A Cruz (qual calvário) das Convertidas
Ideias
2022-01-31 às 06h00
À hora em que escrevo esta crónica, nada sei sobre os resultados eleitorais. Estas legislativas sempre se apresentaram como imprevisíveis e as sondagens não deixaram pistas seguras sobre as escolhas dos portugueses. E isso tornou ainda mais difícil votar.
Há um eleitorado fiel a certos partidos. Independentemente das conjunturas, determinados votantes não mudam o seu sentido de voto. No entanto, há também aqueles que fazem escolhas estratégicas. Esse eleitorado flutuante é mais vulnerável à campanha e à noticiabilidade que se vai produzindo sobre o assunto. No entanto, nestes dias, nem a propaganda eleitoral foi propriamente esclarecedora, nem os media noticiosos ajudaram a clarificar o que poderia acontecer a partir de agora. Na base de todas as dificuldades, esteve o cenário de uma maioria absoluta que as sondagens garantiram como inalcançável e candidatos que se mostraram demasiado prudentes sobre os possíveis acordos a fazer em caso de uma maioria relativa.

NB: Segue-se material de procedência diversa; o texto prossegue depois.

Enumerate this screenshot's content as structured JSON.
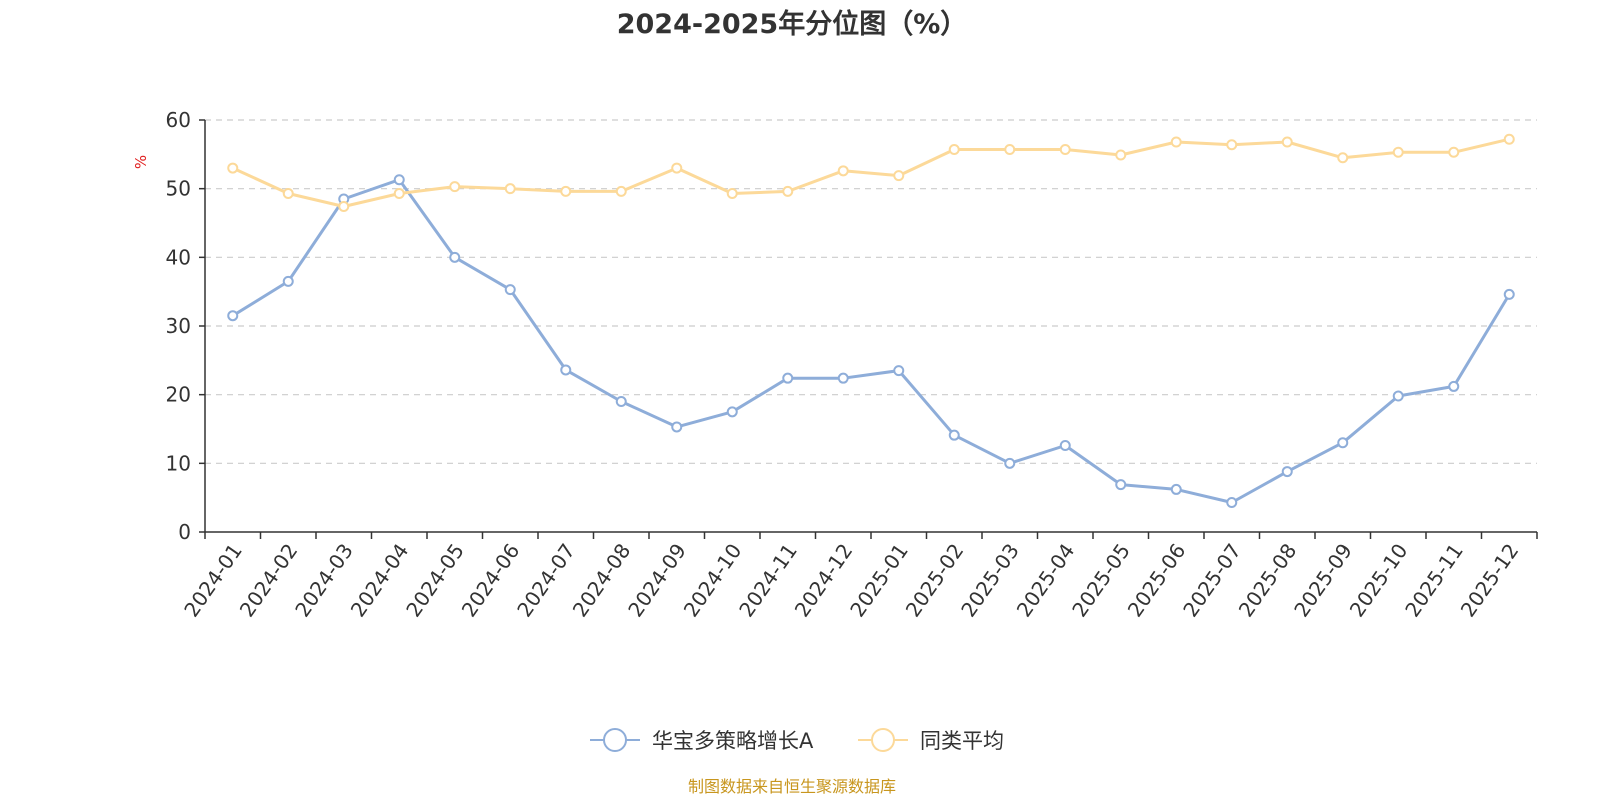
{
  "chart_data": {
    "type": "line",
    "title": "2024-2025年分位图（%）",
    "ylabel": "%",
    "xlabel": "",
    "ylim": [
      0,
      60
    ],
    "yticks": [
      0,
      10,
      20,
      30,
      40,
      50,
      60
    ],
    "grid": true,
    "legend_position": "bottom-center",
    "categories": [
      "2024-01",
      "2024-02",
      "2024-03",
      "2024-04",
      "2024-05",
      "2024-06",
      "2024-07",
      "2024-08",
      "2024-09",
      "2024-10",
      "2024-11",
      "2024-12",
      "2025-01",
      "2025-02",
      "2025-03",
      "2025-04",
      "2025-05",
      "2025-06",
      "2025-07",
      "2025-08",
      "2025-09",
      "2025-10",
      "2025-11",
      "2025-12"
    ],
    "series": [
      {
        "name": "华宝多策略增长A",
        "color": "#8eadd9",
        "values": [
          31.5,
          36.5,
          48.5,
          51.3,
          40.0,
          35.3,
          23.6,
          19.0,
          15.3,
          17.5,
          22.4,
          22.4,
          23.5,
          14.1,
          10.0,
          12.6,
          6.9,
          6.2,
          4.3,
          8.8,
          13.0,
          19.8,
          21.2,
          34.6
        ]
      },
      {
        "name": "同类平均",
        "color": "#fcd999",
        "values": [
          53.0,
          49.3,
          47.4,
          49.3,
          50.3,
          50.0,
          49.6,
          49.6,
          53.0,
          49.3,
          49.6,
          52.6,
          51.9,
          55.7,
          55.7,
          55.7,
          54.9,
          56.8,
          56.4,
          56.8,
          54.5,
          55.3,
          55.3,
          57.2
        ]
      }
    ],
    "source": "制图数据来自恒生聚源数据库",
    "colors": {
      "unit_label": "#e02020",
      "source": "#c8961e",
      "axis": "#333333",
      "grid": "#cccccc"
    }
  }
}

Coloquemos como hipótese que nenhum partido conquistou ontem a tal desejada maioria absoluta. Perante tal situação, esta semana será certamente pródiga em reuniões formais e em intrincados acordos de bastidores. O mais importante, como de costume, será cuidadosamente urdido longe dos olhares públicos. Não seria isso criticável, não fosse a terrível instabilidade que pode instalar-se de agora em diante.
Em tempo de campanha eleitoral, todos percebemos que os partidos não têm uma base comum sólida a partir da qual se possa começar a delinear um acordo seguro. O passado recente já nos mostrou que Partido Comunista e Bloco de Esquerda são uma espécie de primos desavindos, com muita dificuldade de conviverem, ainda que por breves momentos, em espaços comuns. E isso torna complicado qualquer acordo à esquerda. No entanto, o PS tem ainda a possibilidade de acertar acordos com o PAN ou o Livre...Mais à direita, o líder do CDS foi apanhado de surpresa por uma inesperada rejeição do PSD em fazer um acordo pré-eleitoral e, à medida que os partidos iam progredindo no terreno, percebemos que Rodrigues dos Santos e Rio não serão decerto os melhores amigos. E ainda há uma espécie de elefante numa sala de porcelanas, chamado Chega, de quem os outros partidos de direita evitaram falar, mas que certamente irá fazer parte das conversações parlamentares...
Claro que há sempre a possibilidade de hoje estarmos a acordar para uma imperturbabilidade política, resultante de uma vitória retumbante de um dos partidos a votos.
O próximo Governo terá de ser mais estável. Não podemos (de todo!) andar de eleição em eleição, convertendo o Parlamento numa espécie de roleta russa cujo jogo ditará sempre resultados inesperados. Depois de mais de dois anos de uma pesada pandemia, precisamos de uma conjuntura política que permita trabalhar afincadamente ao longo de uma legislatura. À nossa frente, teremos muito dinheiro de um Plano de Recuperação e Resiliência que necessita de uma concretização equilibrada, comprometida em combater assimetrias e construir caminhos de inovação e de sustentabilidade.
Com a maioria que os votos ditaram, que este novo Governo seja capaz de erguer uma legislatura sólida e consistente. E que, pelo menos, conte com uma oposição responsável, capaz de selar compromissos que garantam a estabilidade indispensável para governar.